The rigor with which a study is conducted plays a role in how believable the results may be.[15],[16] Not all case-control, cohort or randomized studies are done to the same standards and thus if done multiple times, may have different results, both due to chance or due to confounding variables and biases. Briefly, if we take the example of a RCT one needs to look at all aspects of the methodology to see how rigorously the study was conducted. We present three examples of how different aspects of methodology may affect the results of a trial. While it is important to look closely at the methods section of a paper to see how the study was conducted, it must be remembered that if something has not been reported as being done (such as the method of randomization) it does not necessarily mean it was not done.[17] This illustrates the importance of tools such as the "Consolidated Standards of Reporting" (CONSORT) statement for reporting trials which attempts to improve the quality of reporting.[18],[19]

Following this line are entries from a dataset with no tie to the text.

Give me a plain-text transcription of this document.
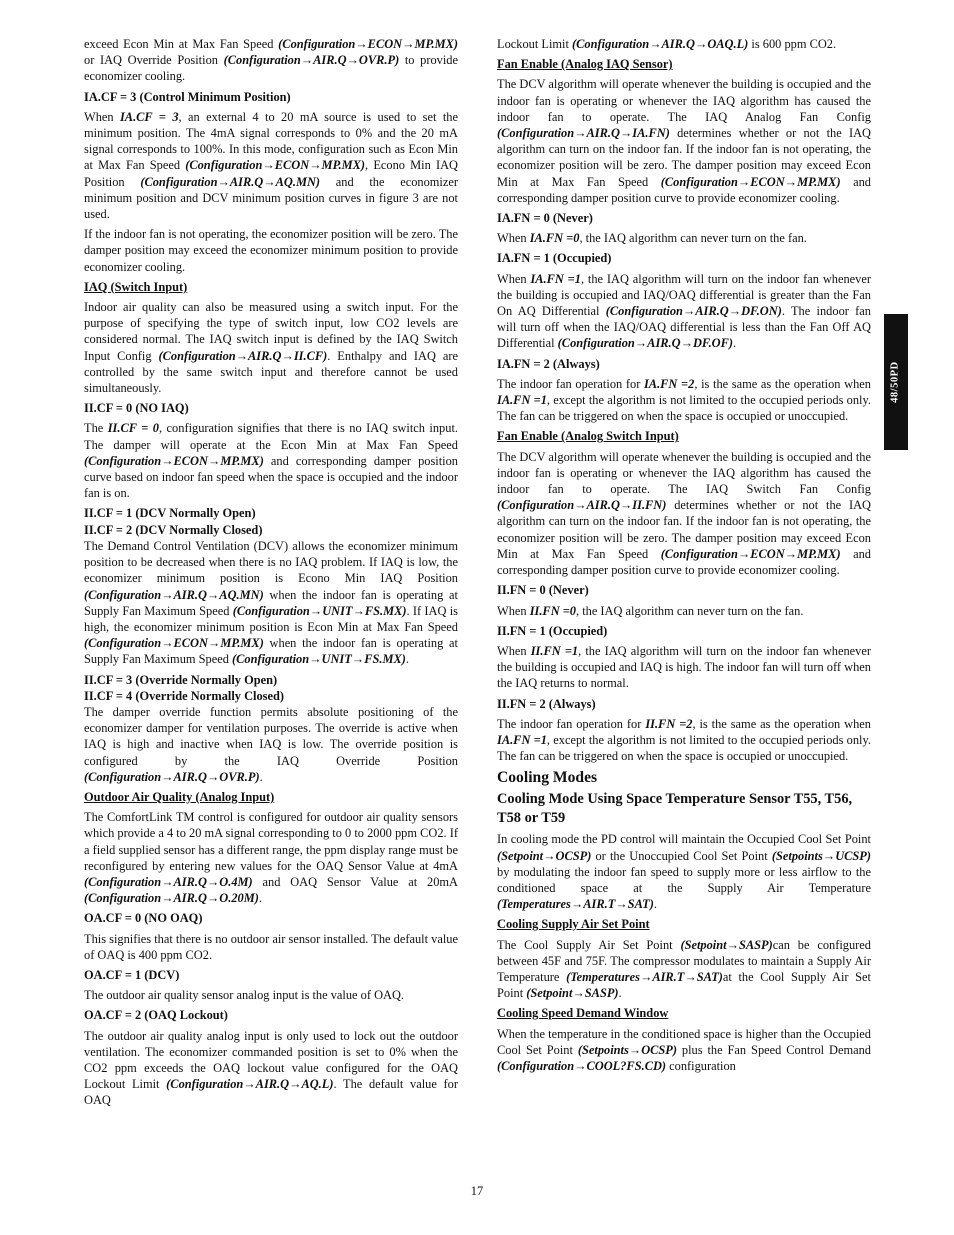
exceed Econ Min at Max Fan Speed (Configuration→ECON→MP.MX) or IAQ Override Position (Configuration→AIR.Q→OVR.P) to provide economizer cooling.

IA.CF = 3 (Control Minimum Position)

When IA.CF = 3, an external 4 to 20 mA source is used to set the minimum position. The 4mA signal corresponds to 0% and the 20 mA signal corresponds to 100%. In this mode, configuration such as Econ Min at Max Fan Speed (Configuration→ECON→MP.MX), Econo Min IAQ Position (Configuration→AIR.Q→AQ.MN) and the economizer minimum position and DCV minimum position curves in figure 3 are not used.

If the indoor fan is not operating, the economizer position will be zero. The damper position may exceed the economizer minimum position to provide economizer cooling.

IAQ (Switch Input)

Indoor air quality can also be measured using a switch input. For the purpose of specifying the type of switch input, low CO2 levels are considered normal. The IAQ switch input is defined by the IAQ Switch Input Config (Configuration→AIR.Q→II.CF). Enthalpy and IAQ are controlled by the same switch input and therefore cannot be used simultaneously.

II.CF = 0 (NO IAQ)

The II.CF = 0, configuration signifies that there is no IAQ switch input. The damper will operate at the Econ Min at Max Fan Speed (Configuration→ECON→MP.MX) and corresponding damper position curve based on indoor fan speed when the space is occupied and the indoor fan is on.

II.CF = 1 (DCV Normally Open)
II.CF = 2 (DCV Normally Closed)

The Demand Control Ventilation (DCV) allows the economizer minimum position to be decreased when there is no IAQ problem. If IAQ is low, the economizer minimum position is Econo Min IAQ Position (Configuration→AIR.Q→AQ.MN) when the indoor fan is operating at Supply Fan Maximum Speed (Configuration→UNIT→FS.MX). If IAQ is high, the economizer minimum position is Econ Min at Max Fan Speed (Configuration→ECON→MP.MX) when the indoor fan is operating at Supply Fan Maximum Speed (Configuration→UNIT→FS.MX).

II.CF = 3 (Override Normally Open)
II.CF = 4 (Override Normally Closed)

The damper override function permits absolute positioning of the economizer damper for ventilation purposes. The override is active when IAQ is high and inactive when IAQ is low. The override position is configured by the IAQ Override Position (Configuration→AIR.Q→OVR.P).

Outdoor Air Quality (Analog Input)

The ComfortLink TM control is configured for outdoor air quality sensors which provide a 4 to 20 mA signal corresponding to 0 to 2000 ppm CO2. If a field supplied sensor has a different range, the ppm display range must be reconfigured by entering new values for the OAQ Sensor Value at 4mA (Configuration→AIR.Q→O.4M) and OAQ Sensor Value at 20mA (Configuration→AIR.Q→O.20M).

OA.CF = 0 (NO OAQ)

This signifies that there is no outdoor air sensor installed. The default value of OAQ is 400 ppm CO2.

OA.CF = 1 (DCV)

The outdoor air quality sensor analog input is the value of OAQ.

OA.CF = 2 (OAQ Lockout)

The outdoor air quality analog input is only used to lock out the outdoor ventilation. The economizer commanded position is set to 0% when the CO2 ppm exceeds the OAQ lockout value configured for the OAQ Lockout Limit (Configuration→AIR.Q→AQ.L). The default value for OAQ

Lockout Limit (Configuration→AIR.Q→OAQ.L) is 600 ppm CO2.

Fan Enable (Analog IAQ Sensor)

The DCV algorithm will operate whenever the building is occupied and the indoor fan is operating or whenever the IAQ algorithm has caused the indoor fan to operate. The IAQ Analog Fan Config (Configuration→AIR.Q→IA.FN) determines whether or not the IAQ algorithm can turn on the indoor fan. If the indoor fan is not operating, the economizer position will be zero. The damper position may exceed Econ Min at Max Fan Speed (Configuration→ECON→MP.MX) and corresponding damper position curve to provide economizer cooling.

IA.FN = 0 (Never)

When IA.FN =0, the IAQ algorithm can never turn on the fan.

IA.FN = 1 (Occupied)

When IA.FN =1, the IAQ algorithm will turn on the indoor fan whenever the building is occupied and IAQ/OAQ differential is greater than the Fan On AQ Differential (Configuration→AIR.Q→DF.ON). The indoor fan will turn off when the IAQ/OAQ differential is less than the Fan Off AQ Differential (Configuration→AIR.Q→DF.OF).

IA.FN = 2 (Always)

The indoor fan operation for IA.FN =2, is the same as the operation when IA.FN =1, except the algorithm is not limited to the occupied periods only. The fan can be triggered on when the space is occupied or unoccupied.

Fan Enable (Analog Switch Input)

The DCV algorithm will operate whenever the building is occupied and the indoor fan is operating or whenever the IAQ algorithm has caused the indoor fan to operate. The IAQ Switch Fan Config (Configuration→AIR.Q→II.FN) determines whether or not the IAQ algorithm can turn on the indoor fan. If the indoor fan is not operating, the economizer position will be zero. The damper position may exceed Econ Min at Max Fan Speed (Configuration→ECON→MP.MX) and corresponding damper position curve to provide economizer cooling.

II.FN = 0 (Never)

When II.FN =0, the IAQ algorithm can never turn on the fan.

II.FN = 1 (Occupied)

When II.FN =1, the IAQ algorithm will turn on the indoor fan whenever the building is occupied and IAQ is high. The indoor fan will turn off when the IAQ returns to normal.

II.FN = 2 (Always)

The indoor fan operation for II.FN =2, is the same as the operation when IA.FN =1, except the algorithm is not limited to the occupied periods only. The fan can be triggered on when the space is occupied or unoccupied.

Cooling Modes
Cooling Mode Using Space Temperature Sensor T55, T56, T58 or T59

In cooling mode the PD control will maintain the Occupied Cool Set Point (Setpoint→OCSP) or the Unoccupied Cool Set Point (Setpoints→UCSP) by modulating the indoor fan speed to supply more or less airflow to the conditioned space at the Supply Air Temperature (Temperatures→AIR.T→SAT).

Cooling Supply Air Set Point

The Cool Supply Air Set Point (Setpoint→SASP)can be configured between 45F and 75F. The compressor modulates to maintain a Supply Air Temperature (Temperatures→AIR.T→SAT)at the Cool Supply Air Set Point (Setpoint→SASP).

Cooling Speed Demand Window

When the temperature in the conditioned space is higher than the Occupied Cool Set Point (Setpoints→OCSP) plus the Fan Speed Control Demand (Configuration→COOL?FS.CD) configuration

48/50PD
17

As randomization is the key to balancing prognostic variables, it is first necessary to determine how it was done. The most important concepts of randomization are that allocation is concealed and that the allocation is truly random. If it is known to which group a patient will be randomized it may be possible to potentially influence their allocation. Examples of this would include randomizing by chart number, birthdates or odd or even days. This necessarily introduces a selection bias which negates the effect of randomization. This makes concealment of allocation a vital component of successful randomization. Allocation can be concealed by having offsite randomization centers, web-based or phone-based randomization.


In surgical trials blinding is obviously not possible for some aspects of the trial. It is not possible (or ethical) to blind a surgeon, nor is it usually possible to blind a patient to a particular treatment. However, there are other aspects of a trial where blinding can play a role. For instance, it is possible to blind outcome assessors, the data analysts and potentially other outcomes' adjudicators. Thus it is important to understand who is doing the data collecting and ask, are they independent and were they blinded to the treatment received? If not, possible influences (either subconscious or not) on the patient and subsequent results can happen.


The number lost to follow-up is very important to know as clearly this can affect the estimate of treatment effect. While some argue that only a 0% loss to follow-up fully ensures benefits of randomization,[20] in general, the validity of a study may be threatened if more than 20% of patients are lost to follow-up.[5] Calculations of results should include a worst case scenario, that is, those that are lost to follow-up are considered to have the worst outcome in the treatment group and those lost to follow-up in the control group having the best outcome. If there is still a treatment effect seen between the groups then this makes a more compelling argument for the treatment effect observed being a valid estimate of the truth.[21]

Scales have been devised that can rate a study based on its methodology and assign a score.[22] This does not always need to be done in daily practice however. Knowledge of the different areas of methodology though may affect interpretation of the results and allow for the recognition of a "strong" study which may then provide more compelling and "believable" results as compared to a "weaker" study.

Grades of recommendation

When truly does assessing the quality of a study in relation to the levels of evidence matter? It matters when a grade of recommendation is being developed. A very important concept is that a single high-level therapeutic study (in our case) does not imply a high grade of recommendation for treatment. A grade of recommendation can only be developed after a thorough systematic review of the literature and in many cases discussions with content experts.[2],[4],[23] When developing grades of recommendation, it becomes important to place weights on studies with more weight being given to studies of high quality and high on the hierarchy and less so to lesser quality studies.[2]

The GRADE working group suggests a system for grading the quality of evidence obtained from a thorough systematic review [Table - 1]. This should be done for all the outcomes of interest as well as all the potential harms. They suggest that once the total evidence has been graded then recommendations for treatment can be made.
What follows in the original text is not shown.